Questo è il caso del Tea Party, un movimento che si fonda su una concezione populista del potere.

Ma il populismo non è identificabile né con la retorica populista né con la protesta politica. L’analisi del fenomeno presuppone che si distingua innanzi tutto tra forma del movimento e forma di governo, tra opinione di protesta e opinione di protesta finalizzata alla conquista del potere.

In una società democratica, un movimento popolare di protesta o di contestazione non dovrebbe essere confuso o identificato con una visione populista del potere statale. Il primo riflette la natura diarchica della democrazia rappresentativa (che è sia il potere del voto o suffragio che il potere della voce o potere indiretto dell’opinione di influenzare le decisioni attraverso un’ampia rete di giudizi pubblici); il secondo considera la diarchia stessa un ostacolo perché mantiene l’opinione separata dall’autorità del potere istituzionale. Il populismo aspira a uniformare l’opinione della maggioranza a quella dell’autorità stessa dello stato sovrano; il suo scopo perciò è di indurre i leader e i rappresentanti eletti a ‘usare’ lo stato per favorire, consolidare ed estendere il loro elettorato[11].

Nell’articolo indagherò questo fenomeno specifico di potere populista, non il movimento popolare.

Un concetto ambiguo

Dopo avere chiarito i limiti entro i quali uso il termine vorrei delineare il contesto storico in cui il populismo nacque poiché questo milieu è stato ed è ancora una variabile imprescindibile per la sua valutazione. Lo storico americano Michel Kazin considera il populismo un’espressione democratica della vita politica che è necessaria di volta in volta per riequilibrare la distribuzione del potere a beneficio della maggioranza.

Attraverso la critica populista i cittadini americani «sono riusciti a contestare le disuguaglianze sociali ed economiche senza mettere in dubbio l’intero sistema»[12]. Ralph Waldo Emerson scrisse, con notevole perspicacia, a metà del diciannovesimo secolo: «Procedi senza il popolo e procederai nelle tenebre»[13]. Conformemente a questa massima, gli storici Gordon Wood, Harry S. Stout e Alain Heimert hanno interpretato il Grande Risveglio della metà del diciottesimo secolo come il primo esempio di populismo americano, una «nuova forma di comunicazione di massa» grazie alla quale «la gente fu incoraggiata, perfino sollecitata, a parlare liberamente»[14].

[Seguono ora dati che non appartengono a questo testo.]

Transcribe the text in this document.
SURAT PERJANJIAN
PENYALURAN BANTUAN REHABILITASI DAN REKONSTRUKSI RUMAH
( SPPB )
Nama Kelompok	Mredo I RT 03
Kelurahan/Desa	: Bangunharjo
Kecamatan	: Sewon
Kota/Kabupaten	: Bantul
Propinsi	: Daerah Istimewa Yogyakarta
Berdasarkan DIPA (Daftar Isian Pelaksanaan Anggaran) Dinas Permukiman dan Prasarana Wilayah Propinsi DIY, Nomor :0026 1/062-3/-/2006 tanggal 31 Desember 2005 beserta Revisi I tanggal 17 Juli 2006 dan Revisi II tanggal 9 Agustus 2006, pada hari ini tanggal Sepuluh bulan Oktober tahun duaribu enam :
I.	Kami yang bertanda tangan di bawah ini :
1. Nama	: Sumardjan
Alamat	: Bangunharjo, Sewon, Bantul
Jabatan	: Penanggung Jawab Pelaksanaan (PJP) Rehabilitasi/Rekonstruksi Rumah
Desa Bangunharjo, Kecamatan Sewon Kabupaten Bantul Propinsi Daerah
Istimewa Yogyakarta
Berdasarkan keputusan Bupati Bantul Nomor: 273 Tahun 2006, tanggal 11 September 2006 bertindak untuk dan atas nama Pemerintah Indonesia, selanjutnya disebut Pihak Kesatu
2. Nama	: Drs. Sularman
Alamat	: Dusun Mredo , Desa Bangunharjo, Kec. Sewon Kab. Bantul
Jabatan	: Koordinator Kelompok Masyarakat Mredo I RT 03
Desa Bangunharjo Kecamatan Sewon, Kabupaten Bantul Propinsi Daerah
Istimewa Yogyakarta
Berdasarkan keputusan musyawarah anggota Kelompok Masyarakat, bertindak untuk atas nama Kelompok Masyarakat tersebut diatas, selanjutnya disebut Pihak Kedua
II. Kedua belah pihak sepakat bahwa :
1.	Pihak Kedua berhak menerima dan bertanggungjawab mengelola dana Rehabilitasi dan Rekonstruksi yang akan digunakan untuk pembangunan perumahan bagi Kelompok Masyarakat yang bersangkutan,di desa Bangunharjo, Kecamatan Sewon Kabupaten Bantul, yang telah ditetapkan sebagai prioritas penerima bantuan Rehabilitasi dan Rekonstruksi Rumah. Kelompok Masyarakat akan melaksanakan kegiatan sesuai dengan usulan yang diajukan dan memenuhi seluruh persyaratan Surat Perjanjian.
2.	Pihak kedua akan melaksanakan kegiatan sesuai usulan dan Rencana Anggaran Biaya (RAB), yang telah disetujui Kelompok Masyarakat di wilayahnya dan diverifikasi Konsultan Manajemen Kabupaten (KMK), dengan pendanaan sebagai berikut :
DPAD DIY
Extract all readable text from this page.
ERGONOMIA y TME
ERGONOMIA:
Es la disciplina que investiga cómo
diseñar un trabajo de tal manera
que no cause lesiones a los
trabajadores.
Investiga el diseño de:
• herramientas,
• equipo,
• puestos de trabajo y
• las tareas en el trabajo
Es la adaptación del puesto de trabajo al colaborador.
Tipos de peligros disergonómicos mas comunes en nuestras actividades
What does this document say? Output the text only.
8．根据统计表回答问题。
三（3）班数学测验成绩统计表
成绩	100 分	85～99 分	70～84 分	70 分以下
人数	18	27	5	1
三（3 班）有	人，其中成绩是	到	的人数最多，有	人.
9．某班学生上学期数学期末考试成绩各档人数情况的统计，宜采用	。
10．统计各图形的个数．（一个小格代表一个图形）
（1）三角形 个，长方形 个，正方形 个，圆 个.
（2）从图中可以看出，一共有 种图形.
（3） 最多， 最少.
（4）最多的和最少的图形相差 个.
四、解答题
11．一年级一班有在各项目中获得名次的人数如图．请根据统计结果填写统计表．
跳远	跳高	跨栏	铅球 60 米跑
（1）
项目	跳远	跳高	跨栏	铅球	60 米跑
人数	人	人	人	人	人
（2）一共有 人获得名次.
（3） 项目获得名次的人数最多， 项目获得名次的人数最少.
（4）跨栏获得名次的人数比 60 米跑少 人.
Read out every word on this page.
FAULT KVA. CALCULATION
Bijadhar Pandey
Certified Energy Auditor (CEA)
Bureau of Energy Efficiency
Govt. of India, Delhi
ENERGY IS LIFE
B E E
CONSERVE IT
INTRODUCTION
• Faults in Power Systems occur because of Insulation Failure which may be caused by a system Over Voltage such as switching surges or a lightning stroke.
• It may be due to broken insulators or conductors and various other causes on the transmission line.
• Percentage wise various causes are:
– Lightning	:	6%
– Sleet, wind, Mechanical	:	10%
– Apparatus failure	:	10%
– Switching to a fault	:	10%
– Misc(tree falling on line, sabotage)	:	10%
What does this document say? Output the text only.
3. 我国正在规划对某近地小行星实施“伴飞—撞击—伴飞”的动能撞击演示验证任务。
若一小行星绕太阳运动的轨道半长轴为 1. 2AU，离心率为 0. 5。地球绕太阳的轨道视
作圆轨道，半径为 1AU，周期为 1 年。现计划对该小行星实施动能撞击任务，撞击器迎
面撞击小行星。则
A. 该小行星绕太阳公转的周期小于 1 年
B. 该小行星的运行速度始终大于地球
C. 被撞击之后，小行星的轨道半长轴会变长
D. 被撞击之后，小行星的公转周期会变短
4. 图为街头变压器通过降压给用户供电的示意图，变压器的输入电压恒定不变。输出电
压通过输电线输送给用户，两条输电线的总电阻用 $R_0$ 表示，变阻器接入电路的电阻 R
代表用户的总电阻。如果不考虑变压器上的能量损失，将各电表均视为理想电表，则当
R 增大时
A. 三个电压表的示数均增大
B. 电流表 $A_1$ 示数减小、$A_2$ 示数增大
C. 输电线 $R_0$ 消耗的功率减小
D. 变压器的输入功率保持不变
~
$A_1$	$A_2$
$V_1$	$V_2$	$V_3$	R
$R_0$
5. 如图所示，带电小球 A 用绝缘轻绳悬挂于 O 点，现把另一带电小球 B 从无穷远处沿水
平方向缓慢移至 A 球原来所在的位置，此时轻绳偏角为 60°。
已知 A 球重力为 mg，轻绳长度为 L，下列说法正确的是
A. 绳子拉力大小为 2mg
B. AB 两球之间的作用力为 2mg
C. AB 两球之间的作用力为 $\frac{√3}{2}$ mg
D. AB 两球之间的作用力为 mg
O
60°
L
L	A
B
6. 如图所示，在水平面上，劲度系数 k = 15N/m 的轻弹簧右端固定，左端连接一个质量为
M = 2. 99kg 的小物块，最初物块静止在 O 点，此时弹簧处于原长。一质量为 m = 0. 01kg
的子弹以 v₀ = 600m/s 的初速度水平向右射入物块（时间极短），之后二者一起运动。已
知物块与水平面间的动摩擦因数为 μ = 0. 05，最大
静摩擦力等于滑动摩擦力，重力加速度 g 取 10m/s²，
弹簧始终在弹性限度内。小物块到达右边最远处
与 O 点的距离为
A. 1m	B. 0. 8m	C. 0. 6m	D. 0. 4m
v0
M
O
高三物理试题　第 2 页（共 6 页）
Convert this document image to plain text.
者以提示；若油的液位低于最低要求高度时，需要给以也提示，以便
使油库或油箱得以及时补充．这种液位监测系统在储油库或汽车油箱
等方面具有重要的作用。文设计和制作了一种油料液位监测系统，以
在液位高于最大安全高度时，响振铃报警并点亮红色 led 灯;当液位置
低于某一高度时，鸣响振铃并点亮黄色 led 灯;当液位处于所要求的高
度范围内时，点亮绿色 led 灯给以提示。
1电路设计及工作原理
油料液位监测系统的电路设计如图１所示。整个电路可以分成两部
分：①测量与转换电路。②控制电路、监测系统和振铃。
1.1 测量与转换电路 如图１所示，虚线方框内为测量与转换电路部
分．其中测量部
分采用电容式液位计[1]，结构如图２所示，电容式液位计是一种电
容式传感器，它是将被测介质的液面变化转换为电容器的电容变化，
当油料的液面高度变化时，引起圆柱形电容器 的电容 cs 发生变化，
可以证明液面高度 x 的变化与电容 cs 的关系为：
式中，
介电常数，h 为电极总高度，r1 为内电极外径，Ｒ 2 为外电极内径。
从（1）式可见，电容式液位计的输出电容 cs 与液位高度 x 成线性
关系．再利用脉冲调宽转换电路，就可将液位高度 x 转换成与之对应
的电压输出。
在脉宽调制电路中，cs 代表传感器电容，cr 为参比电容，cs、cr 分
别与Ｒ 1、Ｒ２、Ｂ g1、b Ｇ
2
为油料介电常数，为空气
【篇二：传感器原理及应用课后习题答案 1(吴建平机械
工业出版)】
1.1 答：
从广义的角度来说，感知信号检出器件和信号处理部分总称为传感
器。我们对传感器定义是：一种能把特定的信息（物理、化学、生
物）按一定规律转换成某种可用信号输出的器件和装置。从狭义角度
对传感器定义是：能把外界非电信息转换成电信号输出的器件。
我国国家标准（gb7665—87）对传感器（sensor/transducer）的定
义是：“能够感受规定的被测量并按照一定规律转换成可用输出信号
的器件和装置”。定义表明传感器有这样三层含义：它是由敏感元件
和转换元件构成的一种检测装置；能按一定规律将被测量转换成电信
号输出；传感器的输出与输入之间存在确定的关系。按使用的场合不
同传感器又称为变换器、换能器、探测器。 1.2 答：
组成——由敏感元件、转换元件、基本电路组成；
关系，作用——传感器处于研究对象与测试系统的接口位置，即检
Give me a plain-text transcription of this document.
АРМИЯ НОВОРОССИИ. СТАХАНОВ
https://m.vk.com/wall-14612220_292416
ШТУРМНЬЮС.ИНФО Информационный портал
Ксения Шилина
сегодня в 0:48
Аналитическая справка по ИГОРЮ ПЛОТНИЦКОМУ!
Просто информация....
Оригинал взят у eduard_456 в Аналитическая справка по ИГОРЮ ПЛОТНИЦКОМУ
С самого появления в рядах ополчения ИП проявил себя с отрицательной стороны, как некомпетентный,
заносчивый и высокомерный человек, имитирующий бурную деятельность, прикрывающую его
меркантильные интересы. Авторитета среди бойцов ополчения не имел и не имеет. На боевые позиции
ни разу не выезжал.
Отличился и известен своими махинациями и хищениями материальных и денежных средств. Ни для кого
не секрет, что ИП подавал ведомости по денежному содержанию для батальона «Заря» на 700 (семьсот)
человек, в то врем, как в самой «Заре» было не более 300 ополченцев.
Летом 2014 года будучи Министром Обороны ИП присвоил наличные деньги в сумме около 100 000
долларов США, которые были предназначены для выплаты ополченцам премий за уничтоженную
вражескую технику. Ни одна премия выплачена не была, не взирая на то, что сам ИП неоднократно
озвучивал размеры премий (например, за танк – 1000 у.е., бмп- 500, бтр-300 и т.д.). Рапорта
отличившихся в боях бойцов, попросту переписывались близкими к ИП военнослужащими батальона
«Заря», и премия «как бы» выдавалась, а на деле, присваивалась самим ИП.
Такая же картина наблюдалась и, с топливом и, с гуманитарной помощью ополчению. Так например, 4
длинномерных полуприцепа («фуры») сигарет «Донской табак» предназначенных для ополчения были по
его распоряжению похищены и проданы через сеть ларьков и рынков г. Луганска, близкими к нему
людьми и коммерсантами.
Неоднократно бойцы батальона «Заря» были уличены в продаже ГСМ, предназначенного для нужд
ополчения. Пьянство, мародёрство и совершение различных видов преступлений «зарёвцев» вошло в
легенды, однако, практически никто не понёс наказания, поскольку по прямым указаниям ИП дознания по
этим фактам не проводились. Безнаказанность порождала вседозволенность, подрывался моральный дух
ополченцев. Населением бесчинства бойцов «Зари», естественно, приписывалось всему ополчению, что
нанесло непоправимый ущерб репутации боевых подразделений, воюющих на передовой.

Il populismo nacque come critica della repubblica appena costituita, dei suoi intellettuali e del governo rappresentativo. In tale accusa venne realmente coniato il gergo fondamentale del populismo. Una rilevante conseguenza di quella prima forma di populismo fu che la democrazia (o meglio, ‘il governo popolare’ come chiarirò presto), mantiene un’istintiva vocazione anti-intellettualistica in quanto rigetta le espressioni linguistiche e le condotte estranee a quelle che il popolo condivide e usa nella vita quotidiana.

Il programma del People’s Party del 1892 venne formulato seguendo la logica binaria che oppone il linguaggio semplice dei produttori di grano all’idioma sofisticato dei finanzieri e dei politici[15]. La polarizzazione in quanto ‘semplificazione del pluralismo sociale’ in due larghe fazioni (il popolo e i grandi) fu, sin dall’inizio, il tratto essenziale del populismo, la sua caratteristica romana.

La storia americana sembra dimostrare che il populismo, sia come retorica che come movimento politico, è stato assimilato a un’espressione vi-tale e collettiva del risentimento popolare verso i nemici interni del ‘popolo’.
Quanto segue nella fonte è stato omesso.